52. Post-processing apparatus according to claim 51, comprising means for receiving the pitch delay T through the bitstream.

53. The post-processing device of claim 51, comprising means for decoding the pitch delay T from the received coded bit stream.

54. A post-processing apparatus as defined in claim 51, wherein the means for calculating the pitch delay T is responsive to the decoded sound signal for improved pitch tracking.

55. Post-processing apparatus according to claim 32, wherein the sound signal is sampled from a higher sampling frequency to a lower sampling frequency during decoding, and wherein the decomposing means comprises means for upsampling the decoded sound signal from the lower sampling frequency to the higher sampling frequency.

56. Post-processing apparatus as claimed in claim 55, wherein the decomposition means comprises subband filtering means to which the decoded sound signal is supplied, and wherein the upsampling is combined with the subband filtering means.

57. The aftertreatment device of claim 55, comprising:

the post-processing device includes:

means for post-processing the decoded sound signal; and

the decomposition device comprises:

a band pass filter to which the decoded sound signal is supplied to produce a frequency up-band signal, said band pass filter being combined with the means for up-sampling; and

a low pass filter to which the post-processed decoded sound signal is supplied to produce a frequency down-band signal, said low pass filter being combined with the means for up-sampling.

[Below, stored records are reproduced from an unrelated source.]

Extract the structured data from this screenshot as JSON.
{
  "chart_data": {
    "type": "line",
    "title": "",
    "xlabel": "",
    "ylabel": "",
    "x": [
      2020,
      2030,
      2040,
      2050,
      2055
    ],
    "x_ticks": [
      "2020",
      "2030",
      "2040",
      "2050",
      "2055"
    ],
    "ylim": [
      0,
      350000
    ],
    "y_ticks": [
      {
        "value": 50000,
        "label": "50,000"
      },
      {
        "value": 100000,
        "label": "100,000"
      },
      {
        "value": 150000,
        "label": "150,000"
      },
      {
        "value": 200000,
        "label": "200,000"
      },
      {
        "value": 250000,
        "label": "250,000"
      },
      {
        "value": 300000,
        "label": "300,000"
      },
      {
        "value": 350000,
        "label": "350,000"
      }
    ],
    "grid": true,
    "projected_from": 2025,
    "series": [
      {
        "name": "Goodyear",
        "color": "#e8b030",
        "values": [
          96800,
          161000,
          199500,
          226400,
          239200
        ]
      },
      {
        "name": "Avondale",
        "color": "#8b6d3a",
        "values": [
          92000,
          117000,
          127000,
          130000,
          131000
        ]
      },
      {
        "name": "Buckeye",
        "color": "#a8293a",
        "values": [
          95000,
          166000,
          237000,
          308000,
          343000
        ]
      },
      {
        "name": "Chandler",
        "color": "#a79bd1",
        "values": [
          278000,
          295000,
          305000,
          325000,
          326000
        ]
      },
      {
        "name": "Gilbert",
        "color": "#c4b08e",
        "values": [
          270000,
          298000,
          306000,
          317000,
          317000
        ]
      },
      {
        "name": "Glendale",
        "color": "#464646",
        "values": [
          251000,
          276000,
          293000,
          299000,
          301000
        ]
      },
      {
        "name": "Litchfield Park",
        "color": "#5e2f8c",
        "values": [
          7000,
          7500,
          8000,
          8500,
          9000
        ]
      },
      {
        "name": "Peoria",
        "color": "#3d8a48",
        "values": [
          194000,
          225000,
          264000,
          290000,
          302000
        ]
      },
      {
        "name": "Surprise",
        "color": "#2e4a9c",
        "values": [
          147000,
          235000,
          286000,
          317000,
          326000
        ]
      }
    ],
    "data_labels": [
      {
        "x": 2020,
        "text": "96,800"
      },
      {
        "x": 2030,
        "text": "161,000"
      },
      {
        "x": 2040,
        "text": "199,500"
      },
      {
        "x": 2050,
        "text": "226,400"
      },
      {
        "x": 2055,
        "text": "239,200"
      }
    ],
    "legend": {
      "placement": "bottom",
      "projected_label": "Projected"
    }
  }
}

58. A post-processing arrangement as defined in claim 57, further comprising an adder for adding the frequency upper band signal and the frequency lower band signal to form the output post-processed and up-sampled decoded sound signal.

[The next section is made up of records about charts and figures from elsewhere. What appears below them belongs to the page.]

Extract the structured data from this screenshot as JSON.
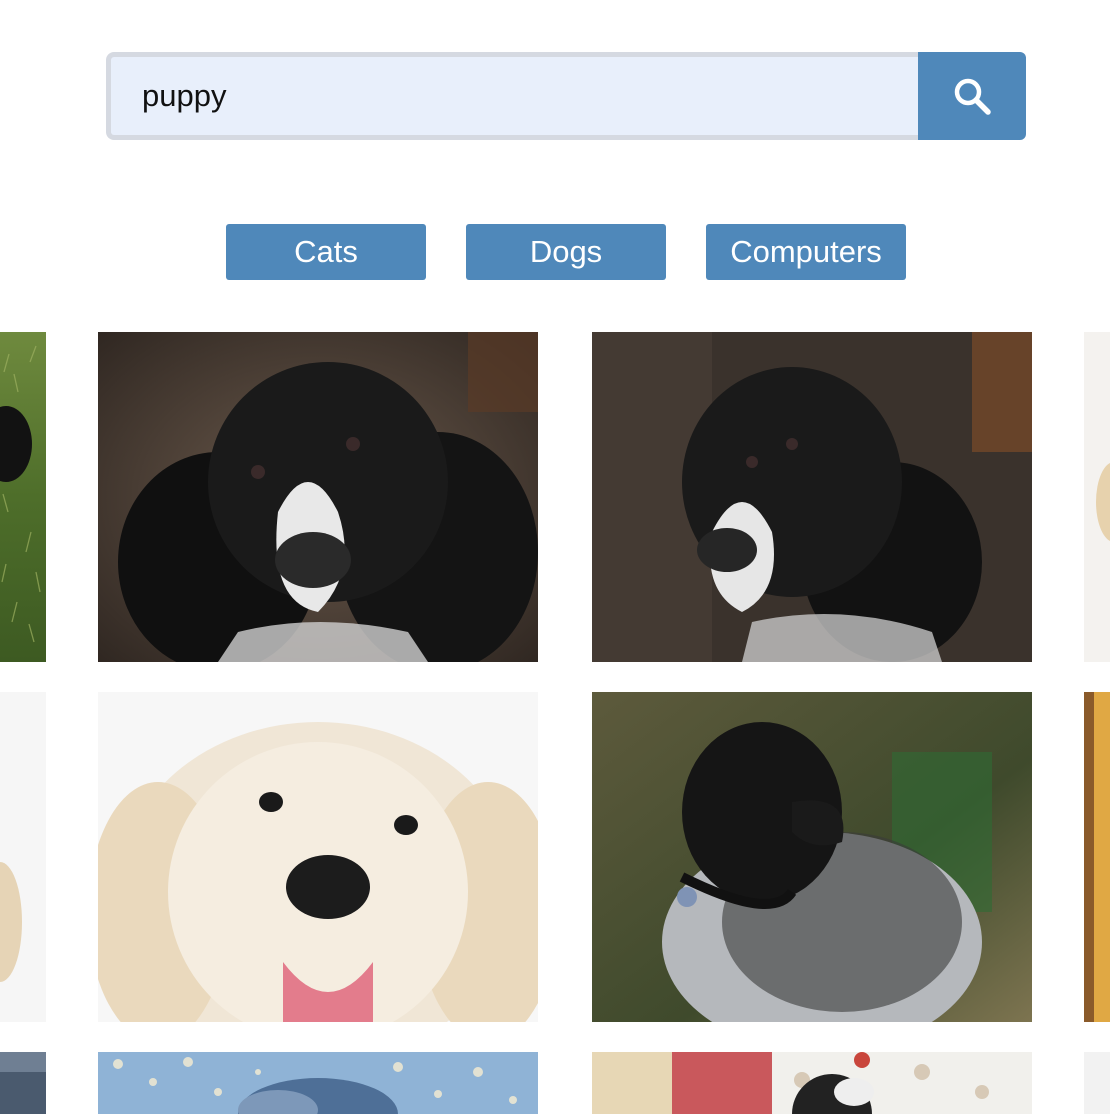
{
  "search": {
    "value": "puppy",
    "button_icon": "search-icon"
  },
  "categories": [
    {
      "label": "Cats"
    },
    {
      "label": "Dogs"
    },
    {
      "label": "Computers"
    }
  ],
  "colors": {
    "accent": "#4f88ba",
    "input_bg": "#e8effb",
    "input_border": "#d5d9e1"
  },
  "results": [
    {
      "subject": "black-dog-on-grass",
      "partial": true
    },
    {
      "subject": "black-white-spaniel",
      "partial": false
    },
    {
      "subject": "black-white-spaniel",
      "partial": false
    },
    {
      "subject": "light-dog",
      "partial": true
    },
    {
      "subject": "light-dog",
      "partial": true
    },
    {
      "subject": "white-golden-retriever-puppy",
      "partial": false
    },
    {
      "subject": "black-white-dog-with-collar",
      "partial": false
    },
    {
      "subject": "tan-dog",
      "partial": true
    },
    {
      "subject": "dark-photo",
      "partial": true
    },
    {
      "subject": "blue-pebble-artwork",
      "partial": true
    },
    {
      "subject": "dog-in-patterned-shirt",
      "partial": true
    },
    {
      "subject": "light-photo",
      "partial": true
    }
  ]
}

59. Post-processing apparatus as claimed in claim 57, wherein the means for post-processing the decoded sound signal comprises means for pitch enhancing the decoded sound signal to reduce inter-harmonic noise in the decoded sound signal.

60. The post-processing device of claim 59, wherein the pitch enhancement means comprises means for processing the decoded sound signal by:

61. The aftertreatment device of claim 32, wherein:

the decomposing means comprises means for decomposing the decoded sound signal into a frequency upper band signal and a frequency lower band signal; and

the post-processing means comprises means for post-processing the frequency lower band signal.

62. The aftertreatment device of claim 32, wherein the aftertreatment device comprises:

means for determining a pitch value of the decoded sound signal;

means for calculating a high-pass filter having a cut-off frequency below a fundamental frequency of the decoded sound signal based on the determined pitch value; and

and means for processing the decoded sound signal by the calculated high-pass filter.

63. A sound signal decoder, comprising:

receiving an input of a decoded sound signal;

a parameter decoder to which the decoded sound signal is supplied to decode the sound signal encoding parameters;

a sound signal decoder to which the decoded sound signal encoding parameters are supplied to generate a decoded sound signal; and

post-processing apparatus as claimed in any of claims 32 to 62 for post-processing a decoded sound signal taking into account the perceived quality of said decoded sound signal.